The UK National Screening Committee, chaired by the Chief Medical Officer, Dr Henrietta Campbell, is responsible for providing advice on all aspects of screening policy, including the matter of whether programmes should be started, stopped or amended. The committee provides advice to the Department of Health, Social Services and Public Safety, the Department of Health in England and analogous Departments in Scotland and Wales. The committee assesses proposed screening programmes against internationally recognised criteria, studying details relating to the condition in question, the test, treatment options, their effectiveness and the acceptability of the screening programme to its intended recipients. Assessing programmes in this way is intended to ensure that they do more good than harm at a reasonable cost.

The committee considered a universal screening programme for diabetes against the criteria, and concluded that screening the whole population for diabetes would be an impractical and inefficient use of resources.

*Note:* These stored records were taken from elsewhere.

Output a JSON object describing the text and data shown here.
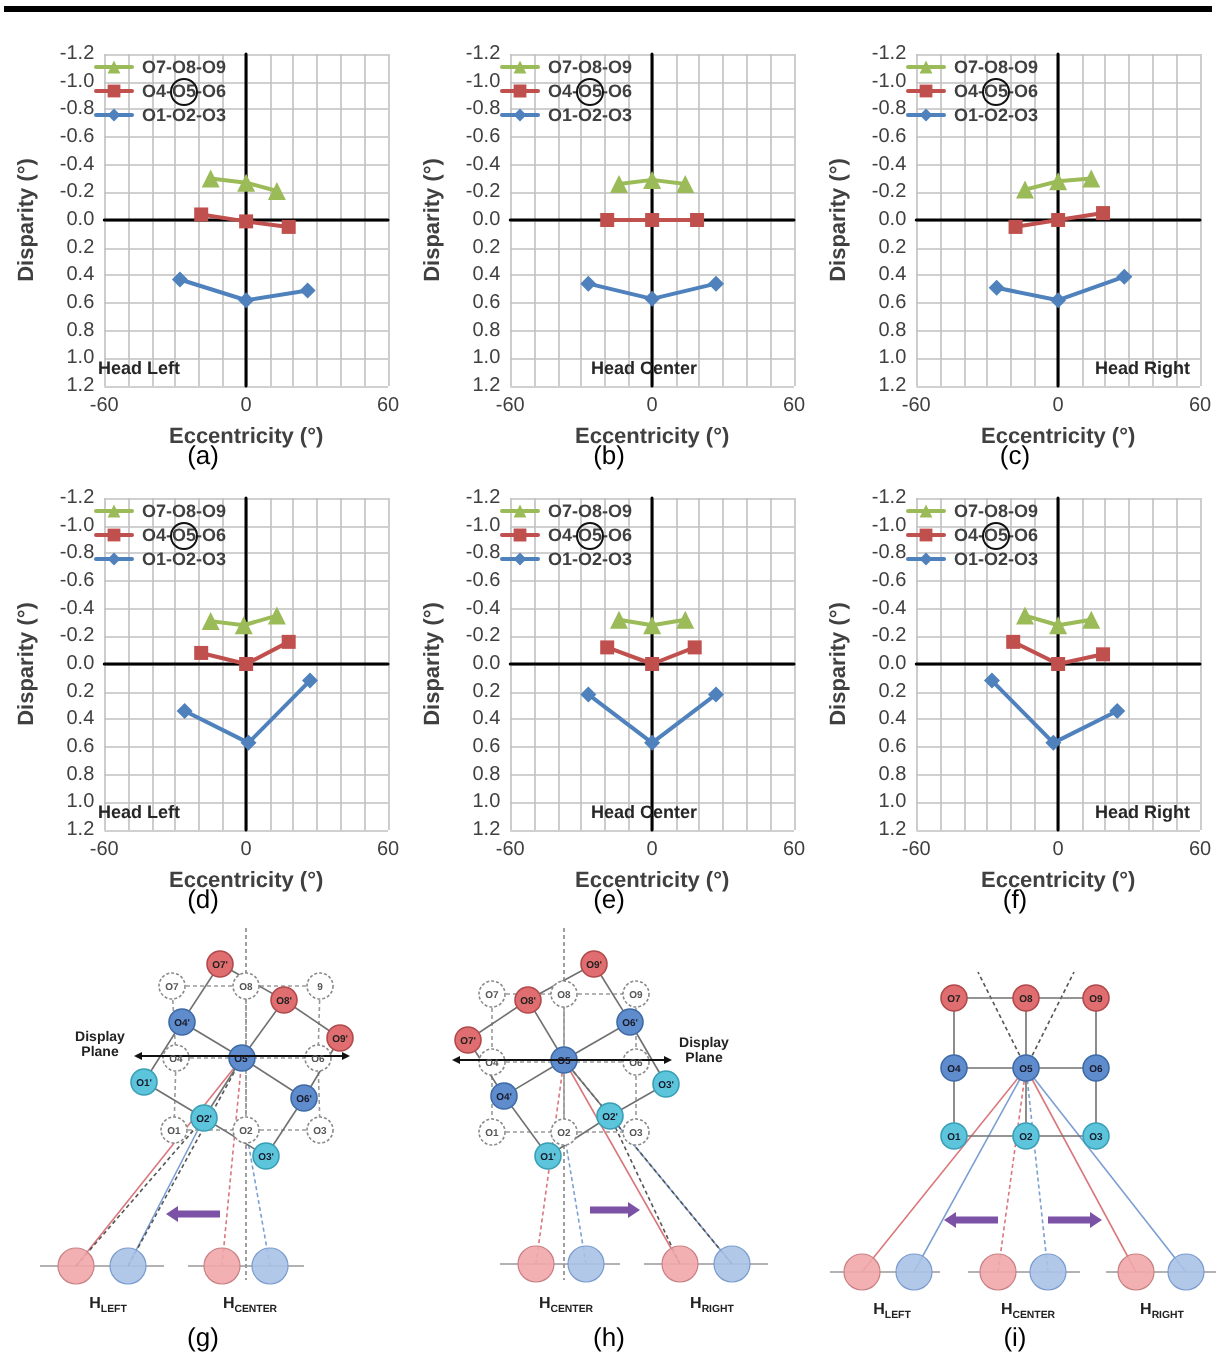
{
  "chart_data": [
    {
      "type": "line",
      "title": "(a)",
      "xlabel": "Eccentricity (°)",
      "ylabel": "Disparity (°)",
      "annotations": [
        "Head Left"
      ],
      "xlim": [
        -60,
        60
      ],
      "xticks": [
        -60,
        {
          "value": -50,
          "label": null
        },
        {
          "value": -40,
          "label": null
        },
        {
          "value": -30,
          "label": null
        },
        {
          "value": -20,
          "label": null
        },
        {
          "value": -10,
          "label": null
        },
        0,
        {
          "value": 10,
          "label": null
        },
        {
          "value": 20,
          "label": null
        },
        {
          "value": 30,
          "label": null
        },
        {
          "value": 40,
          "label": null
        },
        {
          "value": 50,
          "label": null
        },
        60
      ],
      "ylim": [
        1.2,
        -1.2
      ],
      "yticks": [
        -1.2,
        {
          "value": -1,
          "label": "-1.0"
        },
        -0.8,
        -0.6,
        -0.4,
        -0.2,
        {
          "value": 0,
          "label": "0.0"
        },
        0.2,
        0.4,
        0.6,
        0.8,
        {
          "value": 1,
          "label": "1.0"
        },
        1.2
      ],
      "grid": true,
      "legend": "top left",
      "series": [
        {
          "name": "O7-O8-O9",
          "color": "#9bbb59",
          "marker": "triangle",
          "x": [
            -15,
            0,
            13
          ],
          "values": [
            -0.3,
            -0.27,
            -0.21
          ]
        },
        {
          "name": "O4-O5-O6",
          "color": "#c0504d",
          "marker": "square",
          "x": [
            -19,
            0,
            18
          ],
          "values": [
            -0.04,
            0.01,
            0.05
          ]
        },
        {
          "name": "O1-O2-O3",
          "color": "#4f81bd",
          "marker": "diamond",
          "x": [
            -28,
            0,
            26
          ],
          "values": [
            0.43,
            0.58,
            0.51
          ]
        }
      ]
    },
    {
      "type": "line",
      "title": "(b)",
      "xlabel": "Eccentricity (°)",
      "ylabel": "Disparity (°)",
      "annotations": [
        "Head Center"
      ],
      "xlim": [
        -60,
        60
      ],
      "xticks": [
        -60,
        {
          "value": -50,
          "label": null
        },
        {
          "value": -40,
          "label": null
        },
        {
          "value": -30,
          "label": null
        },
        {
          "value": -20,
          "label": null
        },
        {
          "value": -10,
          "label": null
        },
        0,
        {
          "value": 10,
          "label": null
        },
        {
          "value": 20,
          "label": null
        },
        {
          "value": 30,
          "label": null
        },
        {
          "value": 40,
          "label": null
        },
        {
          "value": 50,
          "label": null
        },
        60
      ],
      "ylim": [
        1.2,
        -1.2
      ],
      "yticks": [
        -1.2,
        {
          "value": -1,
          "label": "-1.0"
        },
        -0.8,
        -0.6,
        -0.4,
        -0.2,
        {
          "value": 0,
          "label": "0.0"
        },
        0.2,
        0.4,
        0.6,
        0.8,
        {
          "value": 1,
          "label": "1.0"
        },
        1.2
      ],
      "grid": true,
      "legend": "top left",
      "series": [
        {
          "name": "O7-O8-O9",
          "color": "#9bbb59",
          "marker": "triangle",
          "x": [
            -14,
            0,
            14
          ],
          "values": [
            -0.26,
            -0.29,
            -0.26
          ]
        },
        {
          "name": "O4-O5-O6",
          "color": "#c0504d",
          "marker": "square",
          "x": [
            -19,
            0,
            19
          ],
          "values": [
            0,
            0,
            0
          ]
        },
        {
          "name": "O1-O2-O3",
          "color": "#4f81bd",
          "marker": "diamond",
          "x": [
            -27,
            0,
            27
          ],
          "values": [
            0.46,
            0.57,
            0.46
          ]
        }
      ]
    },
    {
      "type": "line",
      "title": "(c)",
      "xlabel": "Eccentricity (°)",
      "ylabel": "Disparity (°)",
      "annotations": [
        "Head Right"
      ],
      "xlim": [
        -60,
        60
      ],
      "xticks": [
        -60,
        {
          "value": -50,
          "label": null
        },
        {
          "value": -40,
          "label": null
        },
        {
          "value": -30,
          "label": null
        },
        {
          "value": -20,
          "label": null
        },
        {
          "value": -10,
          "label": null
        },
        0,
        {
          "value": 10,
          "label": null
        },
        {
          "value": 20,
          "label": null
        },
        {
          "value": 30,
          "label": null
        },
        {
          "value": 40,
          "label": null
        },
        {
          "value": 50,
          "label": null
        },
        60
      ],
      "ylim": [
        1.2,
        -1.2
      ],
      "yticks": [
        -1.2,
        {
          "value": -1,
          "label": "-1.0"
        },
        -0.8,
        -0.6,
        -0.4,
        -0.2,
        {
          "value": 0,
          "label": "0.0"
        },
        0.2,
        0.4,
        0.6,
        0.8,
        {
          "value": 1,
          "label": "1.0"
        },
        1.2
      ],
      "grid": true,
      "legend": "top left",
      "series": [
        {
          "name": "O7-O8-O9",
          "color": "#9bbb59",
          "marker": "triangle",
          "x": [
            -14,
            0,
            14
          ],
          "values": [
            -0.22,
            -0.28,
            -0.3
          ]
        },
        {
          "name": "O4-O5-O6",
          "color": "#c0504d",
          "marker": "square",
          "x": [
            -18,
            0,
            19
          ],
          "values": [
            0.05,
            0,
            -0.05
          ]
        },
        {
          "name": "O1-O2-O3",
          "color": "#4f81bd",
          "marker": "diamond",
          "x": [
            -26,
            0,
            28
          ],
          "values": [
            0.49,
            0.58,
            0.41
          ]
        }
      ]
    },
    {
      "type": "line",
      "title": "(d)",
      "xlabel": "Eccentricity (°)",
      "ylabel": "Disparity (°)",
      "annotations": [
        "Head Left"
      ],
      "xlim": [
        -60,
        60
      ],
      "xticks": [
        -60,
        {
          "value": -50,
          "label": null
        },
        {
          "value": -40,
          "label": null
        },
        {
          "value": -30,
          "label": null
        },
        {
          "value": -20,
          "label": null
        },
        {
          "value": -10,
          "label": null
        },
        0,
        {
          "value": 10,
          "label": null
        },
        {
          "value": 20,
          "label": null
        },
        {
          "value": 30,
          "label": null
        },
        {
          "value": 40,
          "label": null
        },
        {
          "value": 50,
          "label": null
        },
        60
      ],
      "ylim": [
        1.2,
        -1.2
      ],
      "yticks": [
        -1.2,
        {
          "value": -1,
          "label": "-1.0"
        },
        -0.8,
        -0.6,
        -0.4,
        -0.2,
        {
          "value": 0,
          "label": "0.0"
        },
        0.2,
        0.4,
        0.6,
        0.8,
        {
          "value": 1,
          "label": "1.0"
        },
        1.2
      ],
      "grid": true,
      "legend": "top left",
      "series": [
        {
          "name": "O7-O8-O9",
          "color": "#9bbb59",
          "marker": "triangle",
          "x": [
            -15,
            -1,
            13
          ],
          "values": [
            -0.31,
            -0.28,
            -0.35
          ]
        },
        {
          "name": "O4-O5-O6",
          "color": "#c0504d",
          "marker": "square",
          "x": [
            -19,
            0,
            18
          ],
          "values": [
            -0.08,
            0,
            -0.16
          ]
        },
        {
          "name": "O1-O2-O3",
          "color": "#4f81bd",
          "marker": "diamond",
          "x": [
            -26,
            1,
            27
          ],
          "values": [
            0.34,
            0.57,
            0.12
          ]
        }
      ]
    },
    {
      "type": "line",
      "title": "(e)",
      "xlabel": "Eccentricity (°)",
      "ylabel": "Disparity (°)",
      "annotations": [
        "Head Center"
      ],
      "xlim": [
        -60,
        60
      ],
      "xticks": [
        -60,
        {
          "value": -50,
          "label": null
        },
        {
          "value": -40,
          "label": null
        },
        {
          "value": -30,
          "label": null
        },
        {
          "value": -20,
          "label": null
        },
        {
          "value": -10,
          "label": null
        },
        0,
        {
          "value": 10,
          "label": null
        },
        {
          "value": 20,
          "label": null
        },
        {
          "value": 30,
          "label": null
        },
        {
          "value": 40,
          "label": null
        },
        {
          "value": 50,
          "label": null
        },
        60
      ],
      "ylim": [
        1.2,
        -1.2
      ],
      "yticks": [
        -1.2,
        {
          "value": -1,
          "label": "-1.0"
        },
        -0.8,
        -0.6,
        -0.4,
        -0.2,
        {
          "value": 0,
          "label": "0.0"
        },
        0.2,
        0.4,
        0.6,
        0.8,
        {
          "value": 1,
          "label": "1.0"
        },
        1.2
      ],
      "grid": true,
      "legend": "top left",
      "series": [
        {
          "name": "O7-O8-O9",
          "color": "#9bbb59",
          "marker": "triangle",
          "x": [
            -14,
            0,
            14
          ],
          "values": [
            -0.32,
            -0.28,
            -0.32
          ]
        },
        {
          "name": "O4-O5-O6",
          "color": "#c0504d",
          "marker": "square",
          "x": [
            -19,
            0,
            18
          ],
          "values": [
            -0.12,
            0,
            -0.12
          ]
        },
        {
          "name": "O1-O2-O3",
          "color": "#4f81bd",
          "marker": "diamond",
          "x": [
            -27,
            0,
            27
          ],
          "values": [
            0.22,
            0.57,
            0.22
          ]
        }
      ]
    },
    {
      "type": "line",
      "title": "(f)",
      "xlabel": "Eccentricity (°)",
      "ylabel": "Disparity (°)",
      "annotations": [
        "Head Right"
      ],
      "xlim": [
        -60,
        60
      ],
      "xticks": [
        -60,
        {
          "value": -50,
          "label": null
        },
        {
          "value": -40,
          "label": null
        },
        {
          "value": -30,
          "label": null
        },
        {
          "value": -20,
          "label": null
        },
        {
          "value": -10,
          "label": null
        },
        0,
        {
          "value": 10,
          "label": null
        },
        {
          "value": 20,
          "label": null
        },
        {
          "value": 30,
          "label": null
        },
        {
          "value": 40,
          "label": null
        },
        {
          "value": 50,
          "label": null
        },
        60
      ],
      "ylim": [
        1.2,
        -1.2
      ],
      "yticks": [
        -1.2,
        {
          "value": -1,
          "label": "-1.0"
        },
        -0.8,
        -0.6,
        -0.4,
        -0.2,
        {
          "value": 0,
          "label": "0.0"
        },
        0.2,
        0.4,
        0.6,
        0.8,
        {
          "value": 1,
          "label": "1.0"
        },
        1.2
      ],
      "grid": true,
      "legend": "top left",
      "series": [
        {
          "name": "O7-O8-O9",
          "color": "#9bbb59",
          "marker": "triangle",
          "x": [
            -14,
            0,
            14
          ],
          "values": [
            -0.35,
            -0.28,
            -0.32
          ]
        },
        {
          "name": "O4-O5-O6",
          "color": "#c0504d",
          "marker": "square",
          "x": [
            -19,
            0,
            19
          ],
          "values": [
            -0.16,
            0,
            -0.07
          ]
        },
        {
          "name": "O1-O2-O3",
          "color": "#4f81bd",
          "marker": "diamond",
          "x": [
            -28,
            -2,
            25
          ],
          "values": [
            0.12,
            0.57,
            0.34
          ]
        }
      ]
    },
    {
      "type": "other",
      "title": "(g)",
      "annotations": [
        "O7'",
        "O7",
        "O8",
        "O8'",
        "9",
        "O9'",
        "O4'",
        "O4",
        "O5'",
        "O6",
        "O1'",
        "O6'",
        "O2'",
        "O1",
        "O2",
        "O3",
        "O3'",
        "Display Plane",
        "H$_{LEFT}$",
        "H$_{CENTER}$"
      ]
    },
    {
      "type": "other",
      "title": "(h)",
      "annotations": [
        "O9'",
        "O7",
        "O8'",
        "O8",
        "O9",
        "O7'",
        "O6'",
        "O4",
        "O5",
        "O6",
        "O3'",
        "O4'",
        "O2'",
        "O1",
        "O2",
        "O3",
        "O1'",
        "Display Plane",
        "H$_{CENTER}$",
        "H$_{RIGHT}$"
      ]
    },
    {
      "type": "other",
      "title": "(i)",
      "annotations": [
        "O7",
        "O8",
        "O9",
        "O4",
        "O5",
        "O6",
        "O1",
        "O2",
        "O3",
        "H$_{LEFT}$",
        "H$_{CENTER}$",
        "H$_{RIGHT}$"
      ]
    }
  ]
}
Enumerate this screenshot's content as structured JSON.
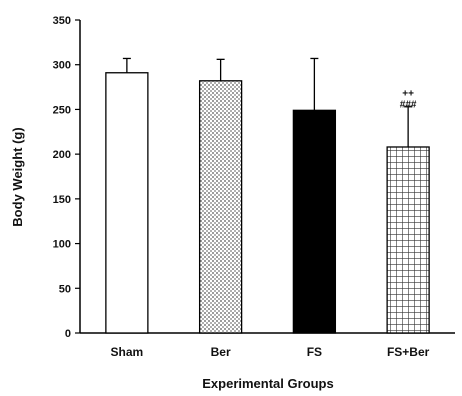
{
  "chart_data": {
    "type": "bar",
    "title": "",
    "xlabel": "Experimental Groups",
    "ylabel": "Body Weight (g)",
    "ylim": [
      0,
      350
    ],
    "yticks": [
      0,
      50,
      100,
      150,
      200,
      250,
      300,
      350
    ],
    "grid": false,
    "legend": "none",
    "categories": [
      "Sham",
      "Ber",
      "FS",
      "FS+Ber"
    ],
    "values": [
      291,
      282,
      249,
      208
    ],
    "errors": [
      16,
      24,
      58,
      45
    ],
    "fills": [
      "white",
      "dotted",
      "black",
      "grid-pattern"
    ],
    "annotations": [
      {
        "category": "FS+Ber",
        "lines": [
          "++",
          "###"
        ]
      }
    ]
  }
}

That brings me to this motion, which calls for a screening programme targeted at adults and high-risk groups. For several reasons, diabetes may be present for several years before it is recognised. Some people may have no symptoms, while others may ascribe symptoms such as tiredness and lethargy to the rigours of everyday life. Health professionals can also misinterpret the symptoms of diabetes when people initially present to them, so half of those diagnosed with diabetes may have developed a complication by the time it is detected. In some cases, that can have very serious consequences, such as permanent damage to eyes or kidneys. Therefore, it is vital that people with diabetes are diagnosed as early as possible. Greater awareness of the symptoms of the onset of diabetes among health professionals and the public is also essential so that it can be diagnosed as early as possible.

Some people are known to be at an increased risk of developing diabetes. This is particularly the case with people who are overweight, have a family history of diabetes, or come from certain ethnic minority groups where diabetes is more common. Other people in this category include people who have had abnormal blood sugar tests in the past and women who have temporarily developed diabetes during pregnancy. These people must receive regular check ups so that, should diabetes develop, it can be detected quickly.